Китайцев в колонии боялись. Начальство старалось их не замечать.
Однажды Мяо и Джалал что-то между собой не поделили. В бараке завязалась драка. Джалал издавал звуки мартовского кота, подпрыгивал и бил Мяо ногой в грудь. В его 60 лет это было фантастично. Иногда Мяо успевал схватить его за ногу, они падали, катались, наносили друг другу удары руками, головой. В барак прибежал отрядный офицер Приходько. Он отличался хамством, лживостью, жестокостью — теми самыми качествами, которые мало чем отличали его от уголовника. Огромного роста, выхоленный, он подскочил к Джалалу сзади и схватил пальцами за шею. Джалал вырвался, подпрыгнул и в следующее мгновение ударом ноги снизу в подбородок свалил Приходько на пол. Туша грохнулась, сметая ряд кроватей и тумбочек. Удар был профессиональным и красивым. Приходько унесли в кабинет, Джалала никто не тронул. Не знаю почему, но китайцев лагерное начальство не трогало.
К весне количество заключенных превышало положенную норму вдвое. Жить стало совсем невмоготу. Возле раздатки пищи в столовой участились драки. Заработков у заключенных почти не было. Буфетчица показывалась один раз в месяц, да и то в неопределенные числа. Никто толком не знал, есть ли у него заработок, внесена его фамилия на отоварку или нет.

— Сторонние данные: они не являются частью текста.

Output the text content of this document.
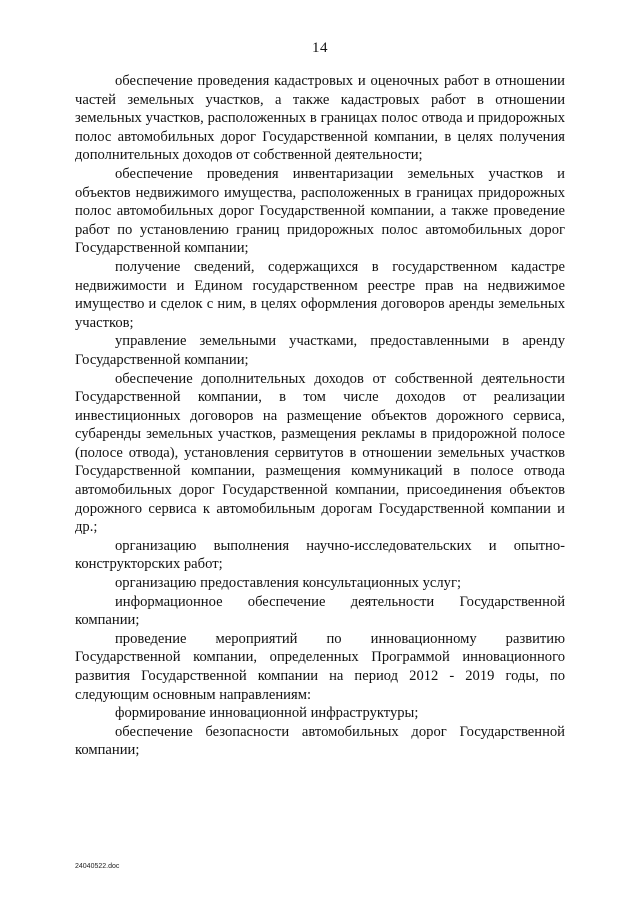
14

обеспечение проведения кадастровых и оценочных работ в отношении частей земельных участков, а также кадастровых работ в отношении земельных участков, расположенных в границах полос отвода и придорожных полос автомобильных дорог Государственной компании, в целях получения дополнительных доходов от собственной деятельности;

обеспечение проведения инвентаризации земельных участков и объектов недвижимого имущества, расположенных в границах придорожных полос автомобильных дорог Государственной компании, а также проведение работ по установлению границ придорожных полос автомобильных дорог Государственной компании;

получение сведений, содержащихся в государственном кадастре недвижимости и Едином государственном реестре прав на недвижимое имущество и сделок с ним, в целях оформления договоров аренды земельных участков;

управление земельными участками, предоставленными в аренду Государственной компании;

обеспечение дополнительных доходов от собственной деятельности Государственной компании, в том числе доходов от реализации инвестиционных договоров на размещение объектов дорожного сервиса, субаренды земельных участков, размещения рекламы в придорожной полосе (полосе отвода), установления сервитутов в отношении земельных участков Государственной компании, размещения коммуникаций в полосе отвода автомобильных дорог Государственной компании, присоединения объектов дорожного сервиса к автомобильным дорогам Государственной компании и др.;

организацию выполнения научно-исследовательских и опытно-конструкторских работ;

организацию предоставления консультационных услуг;

информационное обеспечение деятельности Государственной компании;

проведение мероприятий по инновационному развитию Государственной компании, определенных Программой инновационного развития Государственной компании на период 2012 - 2019 годы, по следующим основным направлениям:

формирование инновационной инфраструктуры;

обеспечение безопасности автомобильных дорог Государственной компании;

24040522.doc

Возле окошка, откуда буфетчица подавала счастливчикам чай, конфеты, сигареты, кружилась стая лагерных «шакалов», выманивая, выпрашивая, а чаще отбирая у других часть продуктов.

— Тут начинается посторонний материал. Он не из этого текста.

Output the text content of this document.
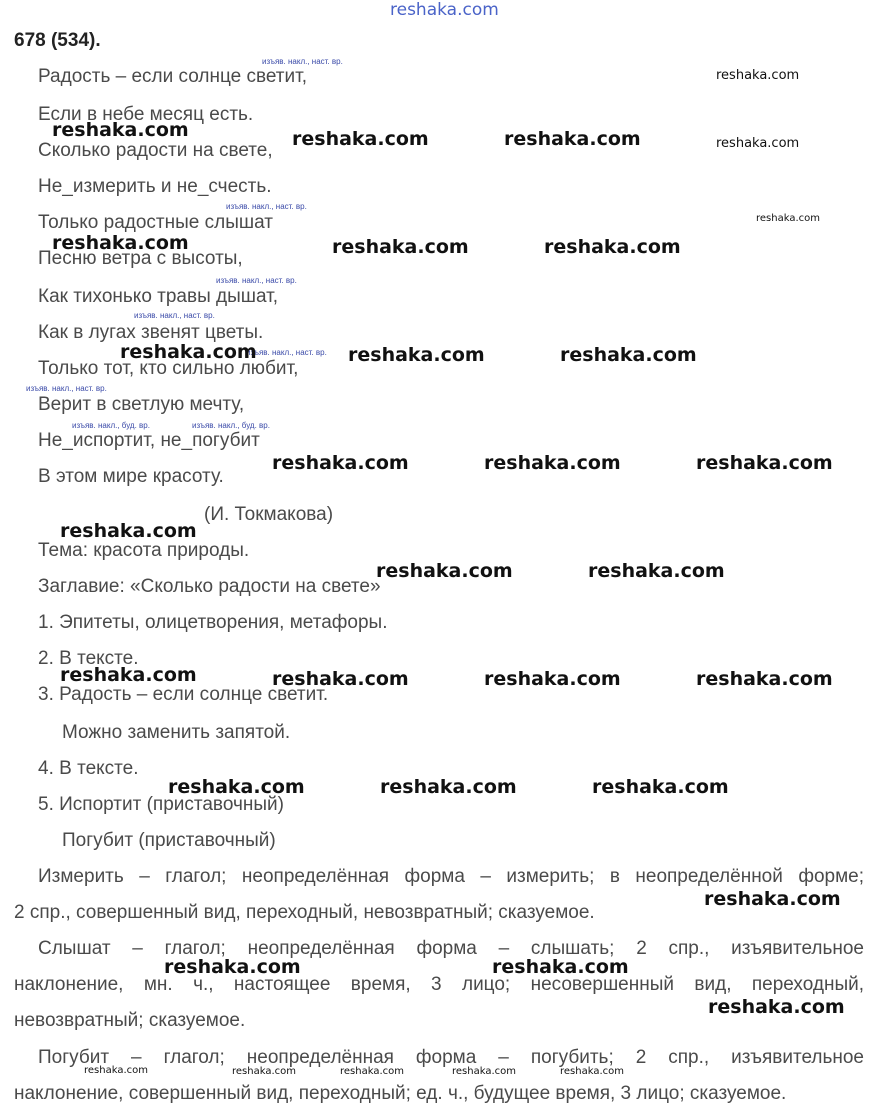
reshaka.com
678 (534).
Радость – если солнце светит,
Если в небе месяц есть.
Сколько радости на свете,
Не_измерить и не_счесть.
Только радостные слышат
Песню ветра с высоты,
Как тихонько травы дышат,
Как в лугах звенят цветы.
Только тот, кто сильно любит,
Верит в светлую мечту,
Не_испортит, не_погубит
В этом мире красоту.
(И. Токмакова)
изъяв. накл., наст. вр.
изъяв. накл., наст. вр.
изъяв. накл., наст. вр.
изъяв. накл., наст. вр.
изъяв. накл., наст. вр.
изъяв. накл., наст. вр.
изъяв. накл., буд. вр.	изъяв. накл., буд. вр.
Тема: красота природы.
Заглавие: «Сколько радости на свете»
1. Эпитеты, олицетворения, метафоры.
2. В тексте.
3. Радость – если солнце светит.
Можно заменить запятой.
4. В тексте.
5. Испортит (приставочный)
Погубит (приставочный)
Измерить – глагол; неопределённая форма – измерить; в неопределённой форме;
2 спр., совершенный вид, переходный, невозвратный; сказуемое.
Слышат – глагол; неопределённая форма – слышать; 2 спр., изъявительное
наклонение, мн. ч., настоящее время, 3 лицо; несовершенный вид, переходный,
невозвратный; сказуемое.
Погубит – глагол; неопределённая форма – погубить; 2 спр., изъявительное
наклонение, совершенный вид, переходный; ед. ч., будущее время, 3 лицо; сказуемое.
reshaka.com
reshaka.com	reshaka.com	reshaka.com	reshaka.com
reshaka.com
reshaka.com	reshaka.com	reshaka.com
reshaka.com	reshaka.com	reshaka.com
reshaka.com	reshaka.com	reshaka.com
reshaka.com
reshaka.com	reshaka.com
reshaka.com	reshaka.com	reshaka.com	reshaka.com
reshaka.com	reshaka.com	reshaka.com
reshaka.com
reshaka.com	reshaka.com
reshaka.com
reshaka.com	reshaka.com	reshaka.com	reshaka.com	reshaka.com
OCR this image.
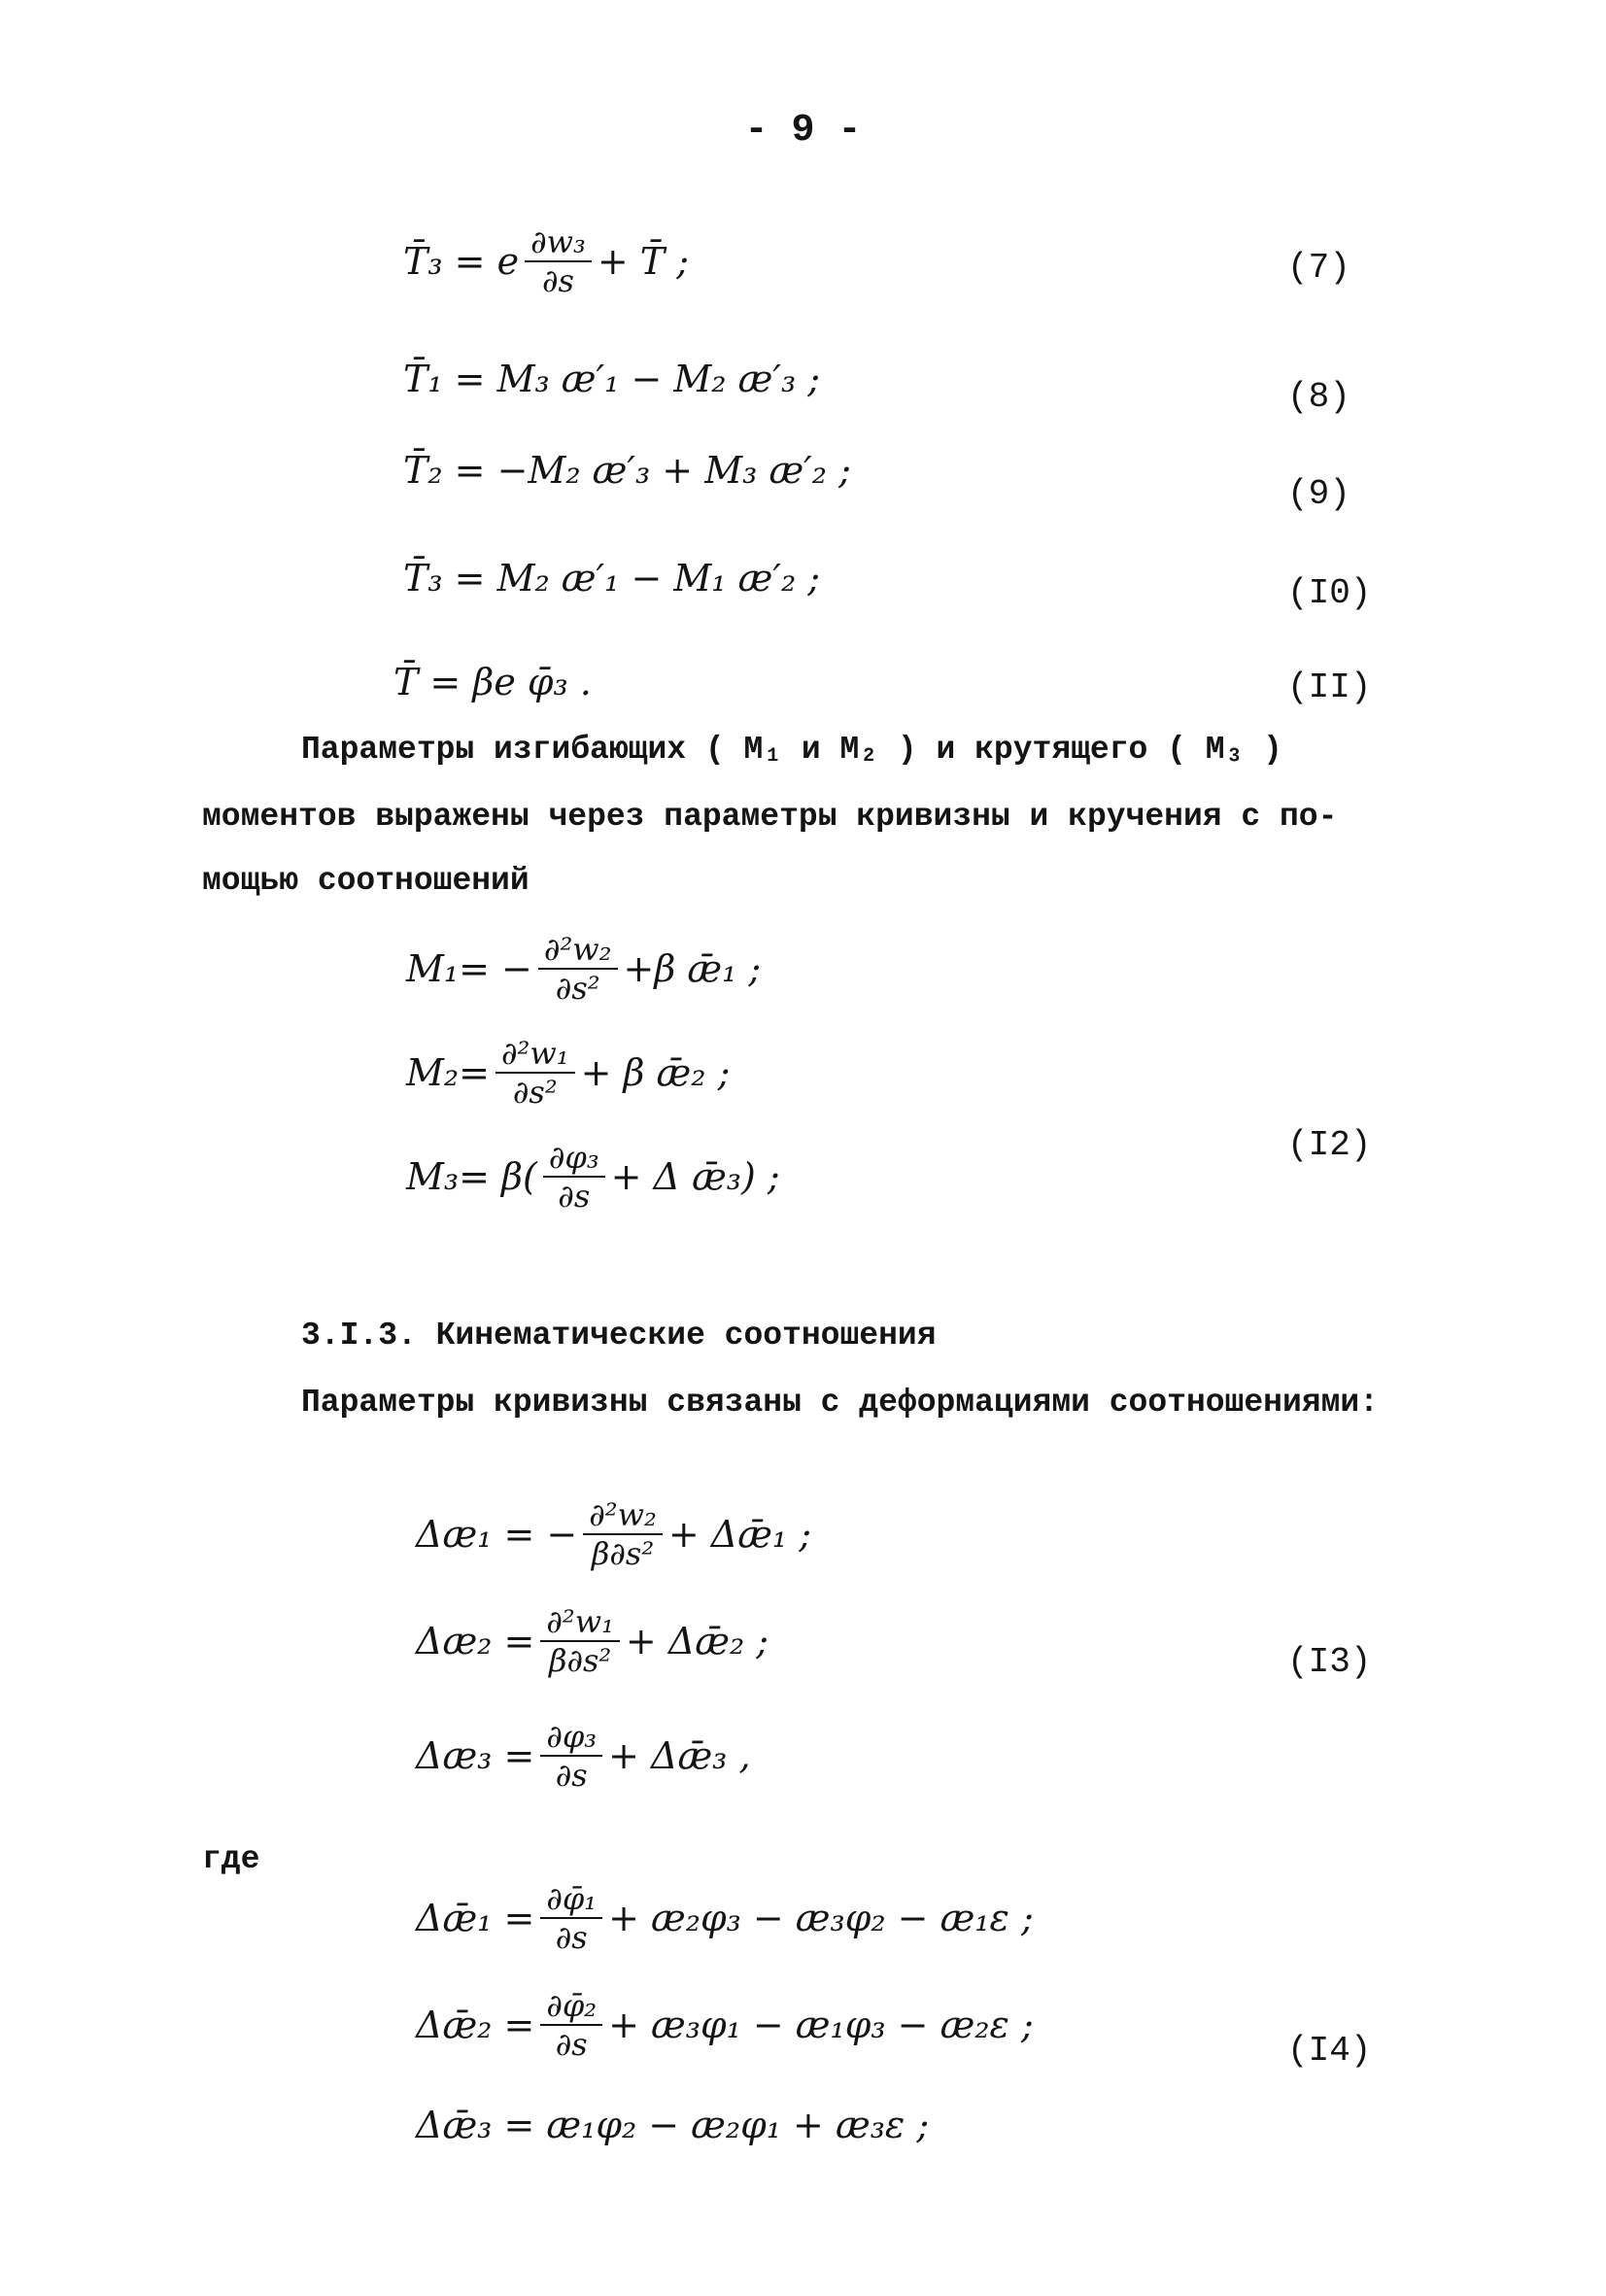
- 9 -
T̄₃ = e $\frac{\text{∂w₃}}{\partial s}$ + T̄ ;	(7)
T̄₁ = M₃ æ′₁ − M₂ æ′₃ ;	(8)
T̄₂ = −M₂ æ′₃ + M₃ æ′₂ ;
(9)
T̄₃ = M₂ æ′₁ − M₁ æ′₂ ;	(I0)
T̄ = βe φ̄₃ .	(II)
Параметры изгибающих ( M₁ и M₂ ) и крутящего ( M₃ )
моментов выражены через параметры кривизны и кручения с по-
мощью соотношений
$M_1= - \frac{\text{∂²w₂}}{\text{∂s²}} +\beta$ ǣ₁ ;
$M_2= \frac{\text{∂²w₁}}{\text{∂s²}} + \beta$ ǣ₂ ;
$M_3= \beta( \frac{\text{∂φ₃}}{\partial s} + \Delta$ ǣ₃) ;
(I2)
3.I.3. Кинематические соотношения
Параметры кривизны связаны с деформациями соотношениями:
Δæ₁ = − $\frac{\text{∂²w₂}}{\text{β∂s²}}$ + Δǣ₁ ;
Δæ₂ = $\frac{\text{∂²w₁}}{\text{β∂s²}}$ + Δǣ₂ ;
Δæ₃ = $\frac{\text{∂φ₃}}{\partial s}$ + Δǣ₃ ,
(I3)
где
Δǣ₁ = $\frac{\text{∂φ̄₁}}{\partial s}$ + æ₂φ₃ − æ₃φ₂ − æ₁ε ;
Δǣ₂ = $\frac{\text{∂φ̄₂}}{\partial s}$ + æ₃φ₁ − æ₁φ₃ − æ₂ε ;
Δǣ₃ = æ₁φ₂ − æ₂φ₁ + æ₃ε ;
(I4)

Припоминаю случай: один из чечено-ингушей, которые в лагерях в основном не работают, стал вырывать из рук пожилого заключенного сигареты:
— Эй, мужик, не зажимайся, давай пару пачек курехи!..
В лагерных условиях две пачки сигарет вполне можно приравнять к маленькому состоянию свободного человека. Мужик ответил:
— Они мне самому нужны!..
Тогда чеченец вырвал у него из рук мешок, выгреб половину его содержимого и швырнул мешок мужику в лицо. Тот, ничего не говоря, поднял мешок и пошел к себе в барак. Через некоторое время он вернулся, незаметно подошел к обидчику:
— Так ты, змей, моих сигарет сильно захотел?.. Заполучи сигареты!!!
Из-под фуфайки резким движением он выхватил длинный обоюдоострый клинок и несколько раз вонзил чеченцу в грудь. Тот упал. После этого он швырнул нож на пол и спокойно направился на вахту к солдатам.
Так делали многие доведенные до отчаяния люди: убивали, а затем добровольно шли на вахту, заявляли о совершенном преступлении.